The free-floating space robot plays an improtant role in recycling space junk and reparing satellite . Because of the coupling between the base and robot, there is a dynamic singularity problem in trajectory planning. Many researches focus on parameterizing the trajectory and proposing optimization-based algorithms to control the space robot. However, the previous solutions will be faild when the target to be captured has some movement. So these methods need recalculte a complete trajectory involving new pose of the target. In this paper, we developed a model-free Hierarchical Decoupling Optimization (HDO) algorithm to realize 6D-pose multi-target trajectory planning for the free-floating space robot.

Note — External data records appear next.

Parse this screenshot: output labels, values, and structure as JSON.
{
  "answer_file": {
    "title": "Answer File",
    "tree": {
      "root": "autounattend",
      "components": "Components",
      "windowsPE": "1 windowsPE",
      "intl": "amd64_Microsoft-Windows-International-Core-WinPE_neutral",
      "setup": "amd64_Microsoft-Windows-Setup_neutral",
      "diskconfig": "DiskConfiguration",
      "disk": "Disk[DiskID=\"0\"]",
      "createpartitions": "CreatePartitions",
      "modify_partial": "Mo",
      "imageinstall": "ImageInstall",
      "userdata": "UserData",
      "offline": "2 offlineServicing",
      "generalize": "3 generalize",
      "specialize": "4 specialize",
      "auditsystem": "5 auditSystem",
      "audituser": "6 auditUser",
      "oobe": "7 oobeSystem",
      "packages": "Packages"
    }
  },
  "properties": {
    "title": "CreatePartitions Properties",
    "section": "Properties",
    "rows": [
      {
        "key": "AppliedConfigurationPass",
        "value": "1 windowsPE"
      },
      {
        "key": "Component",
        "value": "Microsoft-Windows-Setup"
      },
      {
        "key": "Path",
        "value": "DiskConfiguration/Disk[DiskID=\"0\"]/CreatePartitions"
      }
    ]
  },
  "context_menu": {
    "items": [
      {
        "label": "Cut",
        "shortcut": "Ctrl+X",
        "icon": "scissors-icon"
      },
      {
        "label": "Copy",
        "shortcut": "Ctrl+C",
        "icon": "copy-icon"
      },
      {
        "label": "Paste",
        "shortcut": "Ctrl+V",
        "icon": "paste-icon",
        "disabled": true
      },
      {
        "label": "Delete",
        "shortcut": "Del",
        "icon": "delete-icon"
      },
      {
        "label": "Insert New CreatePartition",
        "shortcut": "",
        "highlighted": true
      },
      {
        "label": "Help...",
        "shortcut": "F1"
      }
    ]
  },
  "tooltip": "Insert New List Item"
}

In order to reduce the complexity of exploration, the whole system consists of two layers: the high-level policy completes the collision-free trajectory planning of the pose of end-effector; the low-level policy divides the arbitrary pose reaching task into two decoupling sub-tasks (position and orientation) within a large target space. Thanks to introducing the Hindsight Experience Replay (HER), we successfully trained two agents based on multi-goal reinforcement learning. In particular, we proposed an Event-based Asynchronous Optimization (EAO) , which facilitates our method to efficiently approximate the optimal policy. Theoretical analysis shows EAO can guarantee the learning stability and reachable global optimal point. The simulation results illustrate that the proposed algorithm achieves high environmental adaptability and anti-disturbance capacity. Furthermore, our approach generalizes to capture a target satellite, which is a contact-rich environment.